Devil's Tower is also a popular spot for rock climbers, though the practice is as controversial here as it was at Uluru in Australia before climbing was banned there out of respect for Aboriginal peoples. Though no such ban has been enacted here, the parks service does request climbers comply with a voluntary closure in June, when many Native American ceremonies take place and refrain from attempting their routes during that month.
Hawai‘i Volcanoes National Park
Native Hawaiians are descended from Polynesian sailors who landed between 1000 to 1200 CE. They developed their own culture and religion and had sovereignty over the islands until Queen Liliʻuokalani was deposed in 1893. According to their beliefs, the land encompassed by Hawai'i Volcanoes National Park is 'Aina a ke akua e noho ai, or "The land where the divine dwells" – specifically the Goddess Pelehonuamea, who lives in the crater Halema‘uma‘u at the summit of Mount Kilauea.

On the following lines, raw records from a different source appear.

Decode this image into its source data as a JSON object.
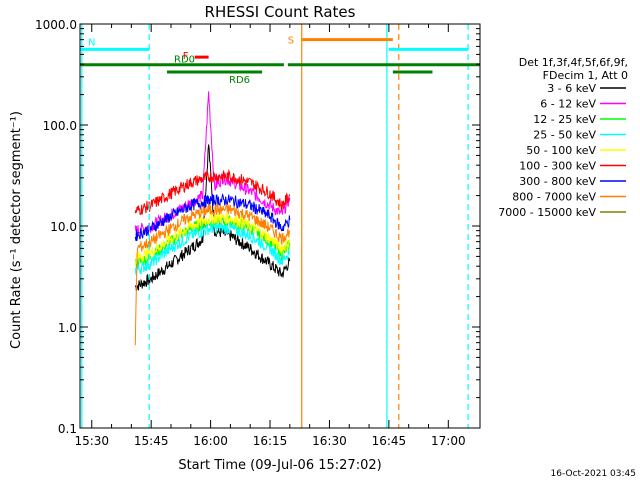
{
  "chart_data": {
    "type": "line",
    "title": "RHESSI Count Rates",
    "xlabel": "Start Time (09-Jul-06 15:27:02)",
    "ylabel": "Count Rate (s⁻¹ detector segment⁻¹)",
    "xscale": "time",
    "yscale": "log",
    "xlim": [
      "15:27:02",
      "17:08:00"
    ],
    "ylim": [
      0.1,
      1000
    ],
    "x_ticks": [
      "15:30",
      "15:45",
      "16:00",
      "16:15",
      "16:30",
      "16:45",
      "17:00"
    ],
    "y_ticks": [
      "0.1",
      "1.0",
      "10.0",
      "100.0",
      "1000.0"
    ],
    "grid": false,
    "legend": {
      "placement": "right",
      "header": [
        "Det 1f,3f,4f,5f,6f,9f,",
        "FDecim 1, Att 0"
      ],
      "entries": [
        {
          "label": "3 - 6 keV",
          "color": "#000000"
        },
        {
          "label": "6 - 12 keV",
          "color": "#ff00ff"
        },
        {
          "label": "12 - 25 keV",
          "color": "#00ff00"
        },
        {
          "label": "25 - 50 keV",
          "color": "#00ffff"
        },
        {
          "label": "50 - 100 keV",
          "color": "#ffff00"
        },
        {
          "label": "100 - 300 keV",
          "color": "#ff0000"
        },
        {
          "label": "300 - 800 keV",
          "color": "#0000ff"
        },
        {
          "label": "800 - 7000 keV",
          "color": "#ff8000"
        },
        {
          "label": "7000 - 15000 keV",
          "color": "#808000"
        }
      ]
    },
    "series": [
      {
        "name": "3 - 6 keV",
        "color": "#000000",
        "x": [
          "15:41:00",
          "15:45:00",
          "15:50:00",
          "15:55:00",
          "15:58:00",
          "15:59:30",
          "16:01:00",
          "16:05:00",
          "16:10:00",
          "16:15:00",
          "16:18:00",
          "16:20:00"
        ],
        "y": [
          2.5,
          3.0,
          4.2,
          6.0,
          7.5,
          65,
          9.0,
          8.0,
          6.0,
          4.2,
          3.3,
          4.5
        ]
      },
      {
        "name": "6 - 12 keV",
        "color": "#ff00ff",
        "x": [
          "15:41:00",
          "15:45:00",
          "15:50:00",
          "15:55:00",
          "15:58:00",
          "15:59:30",
          "16:01:00",
          "16:03:00",
          "16:05:00",
          "16:10:00",
          "16:15:00",
          "16:18:00",
          "16:20:00"
        ],
        "y": [
          9,
          10,
          13,
          17,
          20,
          210,
          24,
          30,
          28,
          22,
          16,
          13,
          19
        ]
      },
      {
        "name": "12 - 25 keV",
        "color": "#00ff00",
        "x": [
          "15:41:00",
          "15:45:00",
          "15:50:00",
          "15:55:00",
          "16:00:00",
          "16:05:00",
          "16:10:00",
          "16:15:00",
          "16:18:00",
          "16:20:00"
        ],
        "y": [
          4.2,
          5.0,
          7.0,
          9.5,
          11,
          11,
          9.5,
          7.0,
          5.2,
          6.5
        ]
      },
      {
        "name": "25 - 50 keV",
        "color": "#00ffff",
        "x": [
          "15:41:00",
          "15:45:00",
          "15:50:00",
          "15:55:00",
          "16:00:00",
          "16:05:00",
          "16:10:00",
          "16:15:00",
          "16:18:00",
          "16:20:00"
        ],
        "y": [
          3.6,
          4.3,
          6.0,
          8.0,
          9.5,
          9.5,
          8.0,
          6.0,
          4.5,
          5.5
        ]
      },
      {
        "name": "50 - 100 keV",
        "color": "#ffff00",
        "x": [
          "15:41:00",
          "15:45:00",
          "15:50:00",
          "15:55:00",
          "16:00:00",
          "16:05:00",
          "16:10:00",
          "16:15:00",
          "16:18:00",
          "16:20:00"
        ],
        "y": [
          4.8,
          5.5,
          7.5,
          10,
          12,
          12,
          10,
          7.5,
          6.0,
          7.0
        ]
      },
      {
        "name": "100 - 300 keV",
        "color": "#ff0000",
        "x": [
          "15:41:00",
          "15:45:00",
          "15:50:00",
          "15:55:00",
          "16:00:00",
          "16:05:00",
          "16:10:00",
          "16:15:00",
          "16:18:00",
          "16:20:00"
        ],
        "y": [
          14,
          16,
          21,
          27,
          31,
          31,
          27,
          21,
          16,
          20
        ]
      },
      {
        "name": "300 - 800 keV",
        "color": "#0000ff",
        "x": [
          "15:41:00",
          "15:45:00",
          "15:50:00",
          "15:55:00",
          "16:00:00",
          "16:05:00",
          "16:10:00",
          "16:15:00",
          "16:18:00",
          "16:20:00"
        ],
        "y": [
          8.0,
          9.5,
          12.5,
          16,
          18,
          18,
          16,
          12.5,
          9.5,
          11.5
        ]
      },
      {
        "name": "800 - 7000 keV",
        "color": "#ff8000",
        "x": [
          "15:41:00",
          "15:41:30",
          "15:45:00",
          "15:50:00",
          "15:55:00",
          "16:00:00",
          "16:05:00",
          "16:10:00",
          "16:15:00",
          "16:18:00",
          "16:20:00"
        ],
        "y": [
          0.7,
          6.0,
          7.0,
          9.5,
          12.5,
          14.5,
          14.5,
          12.5,
          9.5,
          7.5,
          9.0
        ]
      }
    ],
    "state_bars": [
      {
        "label": "N",
        "color": "#00ffff",
        "level": 560,
        "segments": [
          [
            "15:27:02",
            "15:44:30"
          ],
          [
            "16:45:00",
            "17:05:00"
          ]
        ]
      },
      {
        "label": "S",
        "color": "#ff8000",
        "level": 700,
        "segments": [
          [
            "16:23:00",
            "16:46:00"
          ]
        ]
      },
      {
        "label": "F",
        "color": "#ff0000",
        "level": 470,
        "segments": [
          [
            "15:56:00",
            "15:59:30"
          ]
        ]
      },
      {
        "label": "RD0",
        "color": "#008000",
        "level": 395,
        "segments": [
          [
            "15:27:02",
            "16:18:30"
          ],
          [
            "16:19:30",
            "17:08:00"
          ]
        ]
      },
      {
        "label": "RD6",
        "color": "#008000",
        "level": 335,
        "segments": [
          [
            "15:49:00",
            "16:13:00"
          ],
          [
            "16:46:00",
            "16:56:00"
          ]
        ]
      }
    ],
    "vertical_lines": [
      {
        "time": "15:27:30",
        "color": "#00ffff",
        "style": "solid"
      },
      {
        "time": "15:44:30",
        "color": "#00ffff",
        "style": "dashed"
      },
      {
        "time": "16:23:00",
        "color": "#ff8000",
        "style": "solid"
      },
      {
        "time": "16:44:30",
        "color": "#00ffff",
        "style": "solid"
      },
      {
        "time": "16:47:30",
        "color": "#ff8000",
        "style": "dashed"
      },
      {
        "time": "17:05:00",
        "color": "#00ffff",
        "style": "dashed"
      }
    ]
  },
  "footer": {
    "timestamp": "16-Oct-2021 03:45"
  }
}
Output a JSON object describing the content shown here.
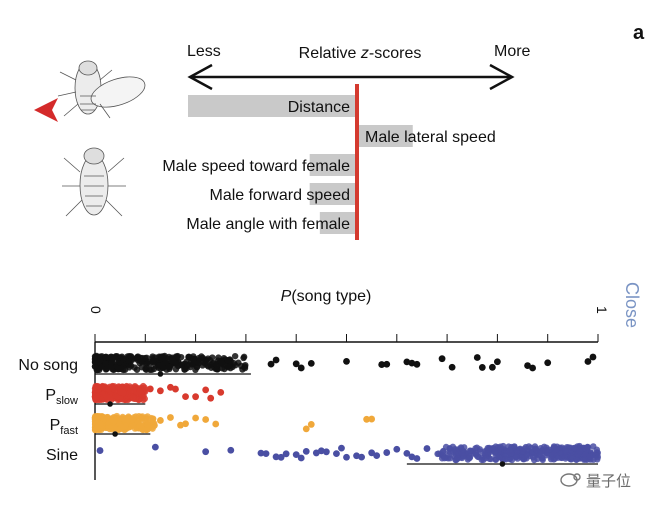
{
  "panel_label": "a",
  "zscore": {
    "left_label": "Less",
    "right_label": "More",
    "title_prefix": "Relative ",
    "title_italic": "z",
    "title_suffix": "-scores"
  },
  "close_label": "Close",
  "watermark_text": "量子位",
  "colors": {
    "axis_red": "#d43a2f",
    "bar_gray": "#c9c9c9",
    "no_song": "#111111",
    "p_slow": "#d83a2e",
    "p_fast": "#f0a83a",
    "sine": "#4a4fa3",
    "close": "#7a94c4",
    "marker_red": "#d42a2a"
  },
  "chart_data": [
    {
      "type": "bar",
      "orientation": "horizontal",
      "title": "Relative z-scores",
      "xlim": [
        -1,
        1
      ],
      "categories": [
        "Distance",
        "Male lateral speed",
        "Male speed toward female",
        "Male forward speed",
        "Male angle with female"
      ],
      "values": [
        -1.0,
        0.33,
        -0.28,
        -0.28,
        -0.22
      ]
    },
    {
      "type": "scatter",
      "title": "P(song type)",
      "title_italic": "P",
      "title_rest": "(song type)",
      "xlim": [
        0,
        1
      ],
      "xticks": [
        "0",
        "1"
      ],
      "categories": [
        "No song",
        "Pslow",
        "Pfast",
        "Sine"
      ],
      "category_display": [
        {
          "main": "No song",
          "sub": ""
        },
        {
          "main": "P",
          "sub": "slow"
        },
        {
          "main": "P",
          "sub": "fast"
        },
        {
          "main": "Sine",
          "sub": ""
        }
      ],
      "series": [
        {
          "name": "No song",
          "dense_range": [
            0.0,
            0.3
          ],
          "sparse_points": [
            0.35,
            0.36,
            0.4,
            0.41,
            0.43,
            0.5,
            0.57,
            0.58,
            0.62,
            0.63,
            0.64,
            0.69,
            0.71,
            0.76,
            0.77,
            0.79,
            0.8,
            0.86,
            0.87,
            0.9,
            0.98,
            0.99
          ],
          "mean": 0.13,
          "ci": [
            0.0,
            0.31
          ]
        },
        {
          "name": "Pslow",
          "dense_range": [
            0.0,
            0.1
          ],
          "sparse_points": [
            0.11,
            0.13,
            0.15,
            0.16,
            0.18,
            0.2,
            0.22,
            0.23,
            0.25
          ],
          "mean": 0.03,
          "ci": [
            0.0,
            0.1
          ]
        },
        {
          "name": "Pfast",
          "dense_range": [
            0.0,
            0.12
          ],
          "sparse_points": [
            0.13,
            0.15,
            0.17,
            0.18,
            0.2,
            0.22,
            0.24,
            0.42,
            0.43,
            0.54,
            0.55
          ],
          "mean": 0.04,
          "ci": [
            0.0,
            0.11
          ]
        },
        {
          "name": "Sine",
          "dense_range": [
            0.68,
            1.0
          ],
          "sparse_points": [
            0.01,
            0.12,
            0.22,
            0.27,
            0.33,
            0.34,
            0.36,
            0.37,
            0.38,
            0.4,
            0.41,
            0.42,
            0.44,
            0.45,
            0.46,
            0.48,
            0.49,
            0.5,
            0.52,
            0.53,
            0.55,
            0.56,
            0.58,
            0.6,
            0.62,
            0.63,
            0.64,
            0.66
          ],
          "mean": 0.81,
          "ci": [
            0.62,
            1.0
          ]
        }
      ]
    }
  ]
}
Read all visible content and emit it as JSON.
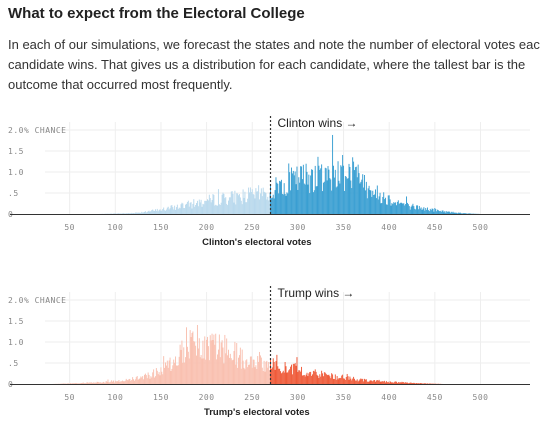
{
  "title": "What to expect from the Electoral College",
  "intro": "In each of our simulations, we forecast the states and note the number of electoral votes each candidate wins. That gives us a distribution for each candidate, where the tallest bar is the outcome that occurred most frequently.",
  "chart_data": [
    {
      "type": "bar",
      "xlabel": "Clinton's electoral votes",
      "ylabel": "",
      "annotation": "Clinton wins →",
      "threshold": 270,
      "x_ticks": [
        "50",
        "100",
        "150",
        "200",
        "250",
        "300",
        "350",
        "400",
        "450",
        "500"
      ],
      "y_ticks": [
        "2.0% CHANCE",
        "1.5",
        "1.0",
        ".5",
        "0"
      ],
      "xlim": [
        0,
        538
      ],
      "ylim": [
        0,
        2.0
      ],
      "color_below": "#b9d9ed",
      "color_above": "#3a9fd2",
      "profile": {
        "x": [
          80,
          120,
          150,
          180,
          210,
          240,
          265,
          270,
          280,
          300,
          320,
          340,
          355,
          370,
          385,
          400,
          420,
          440,
          460,
          480,
          500
        ],
        "y": [
          0.0,
          0.02,
          0.1,
          0.22,
          0.35,
          0.42,
          0.5,
          0.5,
          0.7,
          0.82,
          0.95,
          0.95,
          1.0,
          0.8,
          0.5,
          0.35,
          0.2,
          0.12,
          0.06,
          0.02,
          0.0
        ]
      },
      "peaks": [
        {
          "x": 360,
          "y": 1.35
        },
        {
          "x": 330,
          "y": 1.1
        },
        {
          "x": 350,
          "y": 1.15
        }
      ]
    },
    {
      "type": "bar",
      "xlabel": "Trump's electoral votes",
      "ylabel": "",
      "annotation": "Trump wins →",
      "threshold": 270,
      "x_ticks": [
        "50",
        "100",
        "150",
        "200",
        "250",
        "300",
        "350",
        "400",
        "450",
        "500"
      ],
      "y_ticks": [
        "2.0% CHANCE",
        "1.5",
        "1.0",
        ".5",
        "0"
      ],
      "xlim": [
        0,
        538
      ],
      "ylim": [
        0,
        2.0
      ],
      "color_below": "#f9c0b0",
      "color_above": "#ef5b3a",
      "profile": {
        "x": [
          30,
          60,
          100,
          130,
          150,
          165,
          180,
          200,
          220,
          240,
          265,
          270,
          290,
          310,
          330,
          350,
          370,
          400,
          430,
          460
        ],
        "y": [
          0.0,
          0.02,
          0.06,
          0.15,
          0.3,
          0.55,
          0.9,
          0.9,
          0.85,
          0.6,
          0.5,
          0.45,
          0.38,
          0.3,
          0.22,
          0.15,
          0.1,
          0.05,
          0.02,
          0.0
        ]
      },
      "peaks": [
        {
          "x": 178,
          "y": 1.35
        },
        {
          "x": 185,
          "y": 1.25
        },
        {
          "x": 200,
          "y": 1.05
        }
      ]
    }
  ]
}
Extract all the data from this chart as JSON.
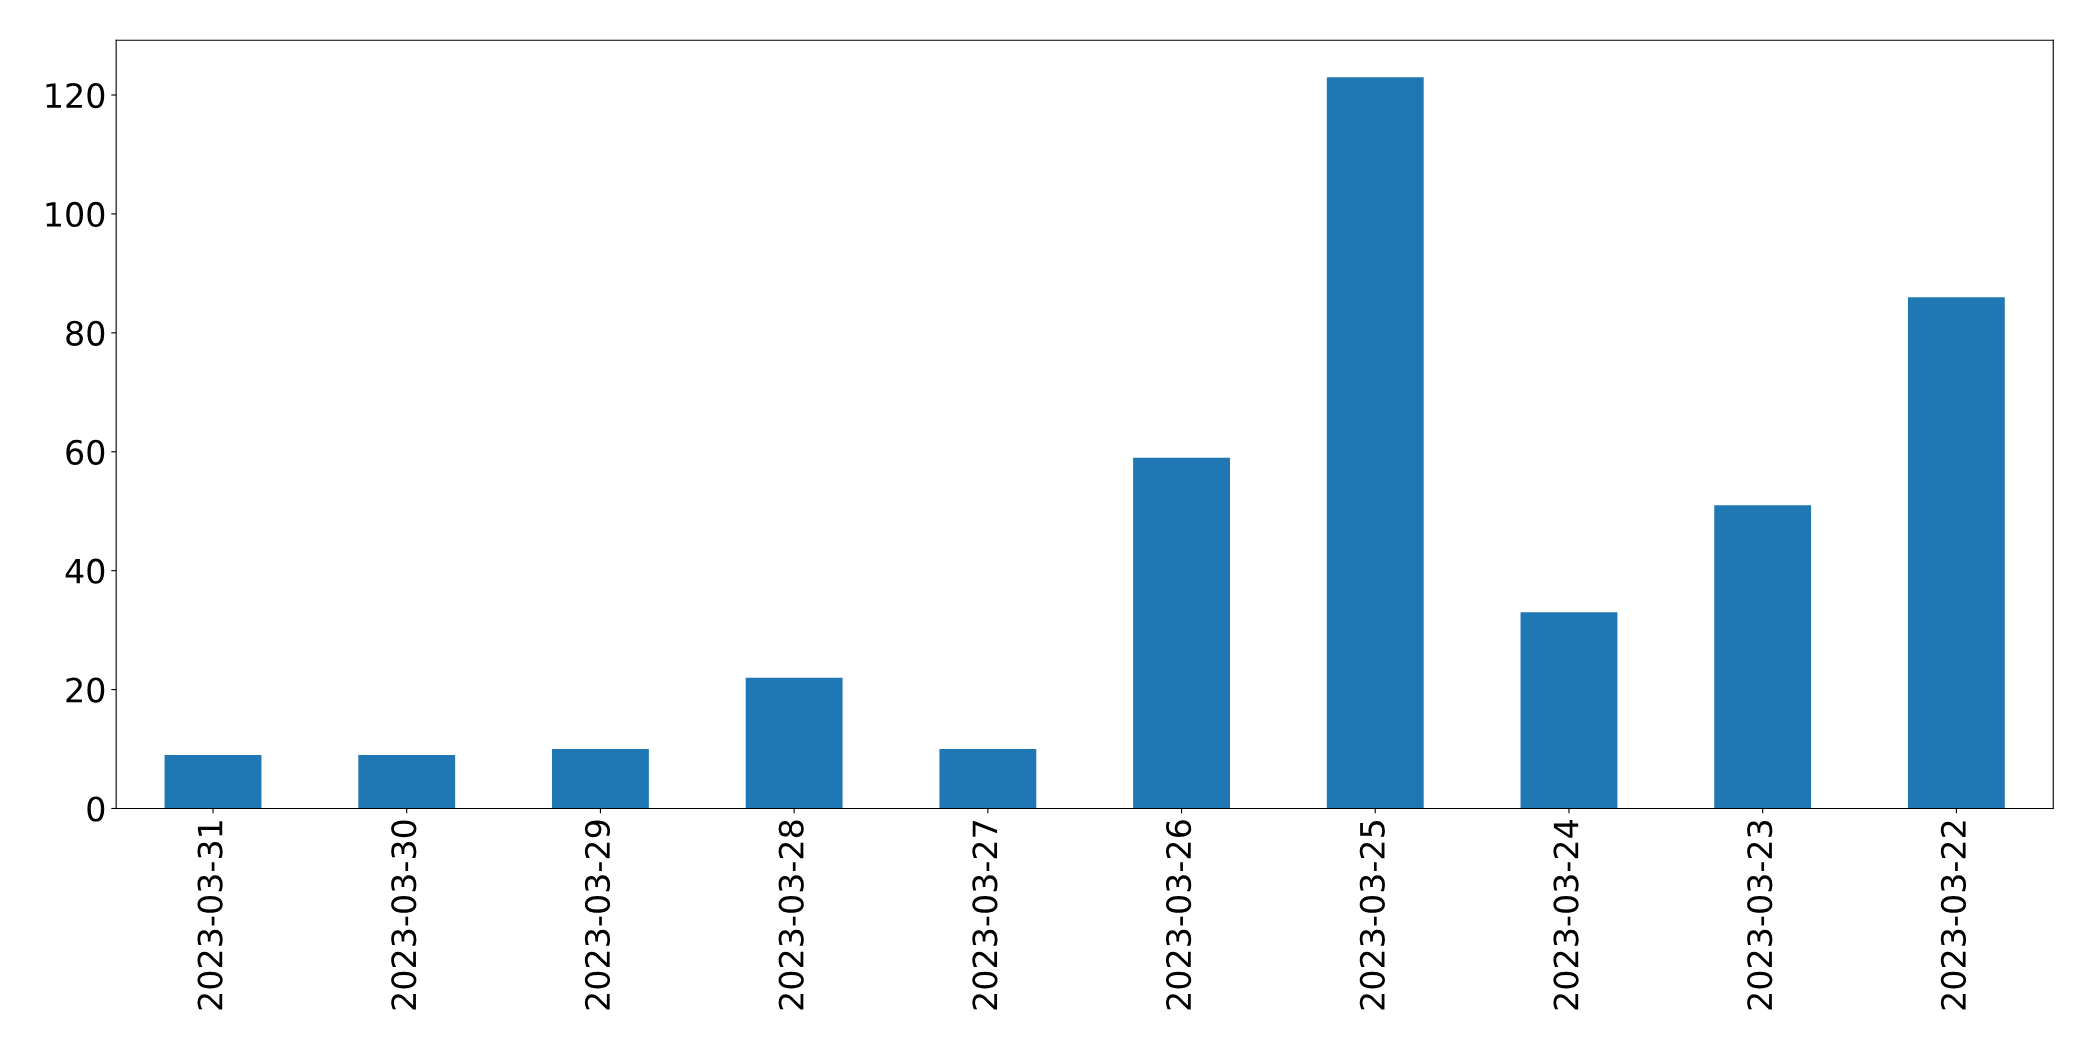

If you want to learn more about the Native history of Hawai‘i Volcanoes National Park, visit the Pu‘uloa Petroglyph Field, where thousands-of-years-old rock drawings have been preserved, as well as the Footprints Area, where you can see actual fossilized impressions from an ancient Hawaiian's walk through soft ground. You can also follow in the (less literal) footsteps of the Hawaiian people up the The Ainopio Trail, which leads up the slopes of Mauna Loa, and was originally worn by those bringing offerings to Pele, the volcano goddess.
Traveler etiquette tips
- Ask first before taking photos of any people on tribal reservations or Native Americans working at national parks and historical sites.
- At archaeological sites and in the wilderness, practice "leave no trace" principles. Do not touch, move or otherwise disturb any artifacts or existing structures. Report any new discoveries to park or tribal rangers.
- Always stay on paved walkways and signposted hiking trails unless accompanied by a park or tribal ranger or an officially licensed tour guide.
- Buying, selling, possessing, consuming or transporting alcohol is illegal on some Native American reservations, including the Navajo Nation.